Counting Lattice Paths Esther and Daniel are playing a video game called Latticeville. Each level in Latticeville consists of a grid of $m \times n$ rooms, and the two players start in the southwest-most room. From each room in the level, the players are only permitted to move north or east. The level ends when both players reach the room furthest northeast. Esther and Daniel want to maximize the amount of the game that they explore collectively, so they want to ensure that — as much as possible — they never visit the same rooms as each other. But there seem to be many different ways to accomplish this. Given the size of a level in Latticeville, determine how many different subsets of rooms Esther and Daniel can visit such that the number of rooms visited is maximal.
For $m = 3$ and $n = 4$ the output should be $6$.

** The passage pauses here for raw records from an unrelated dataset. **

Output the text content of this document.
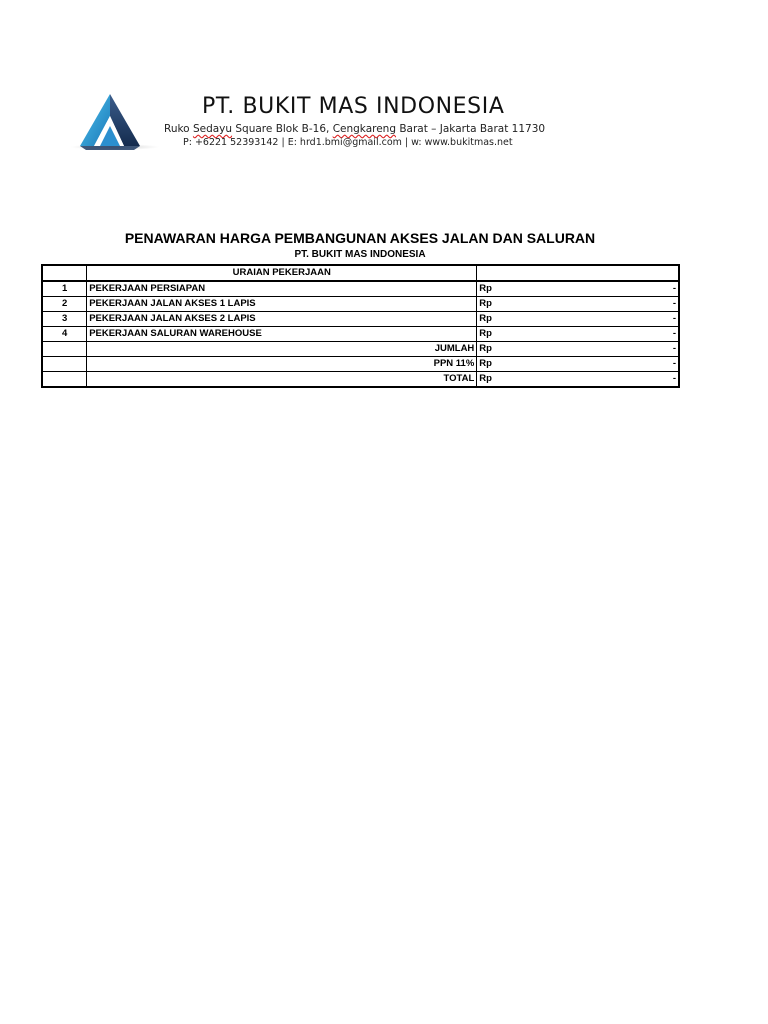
PT. BUKIT MAS INDONESIA
Ruko Sedayu Square Blok B-16, Cengkareng Barat – Jakarta Barat 11730
P: +6221 52393142 | E: hrd1.bmi@gmail.com | w: www.bukitmas.net
PENAWARAN HARGA PEMBANGUNAN AKSES JALAN DAN SALURAN
PT. BUKIT MAS INDONESIA
	URAIAN PEKERJAAN	
1	PEKERJAAN PERSIAPAN	Rp -

2	PEKERJAAN JALAN AKSES 1 LAPIS	Rp -

3	PEKERJAAN JALAN AKSES 2 LAPIS	Rp -

4	PEKERJAAN SALURAN WAREHOUSE	Rp -

	JUMLAH	Rp -

	PPN 11%	Rp -

	TOTAL	Rp -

What's the formula for this?  I searched a lot but I could not find a good answer.  Hope to get a good answer here.
 A: We can compute this with an application of Lindström-Gessel-Viennot's lemma.
Let $a_1, a_2$ be two sources and $b_1, b_2$ be two sinks. Note that each path has a distinct source and a distinct sink, roughly illustrated here:

This is because the top path must always start with an UP and end with a RIGHT move, and the bottom path always starts with a RIGHT ends with an UP move.
Now that we have an acyclic graph, two distinct sinks and two distinct sources we can apply Lindström-Gessel-Viennot's lemma. Let $p(m, n)$ be the total number of lattice paths going up and right on an $m$ by $n$ grid. We let all weights be equal to $1$, so we find:
\begin{align*}
e(a_1, b_1) &= p(m-1, n-1)\\
e(a_1, b_2) &= p(m-2, n)\\
e(a_2, b_1) &= p(m, n-2)\\
e(a_2, b_2) &= p(m-1, n-1)\\
\end{align*}
Because no path is permutable and we took all weights to be $1$, we find that the total number of these non-intersecting paths is:
$$ p(m-1, n-1)^2 - p(m-2, n)p(m, n-2)$$
Now it's a well-known formula that $p(m, n) = \binom{m + n - 2}{m - 1} = \binom{m + n - 2}{n - 1}$, which we can expand and simplify:
$$\binom{m + n - 4}{m-2}^2 - \binom{m + n - 4}{m-1}\binom{m + n - 4}{n - 1}$$

After some more research, these are closely related to the Narayana numbers.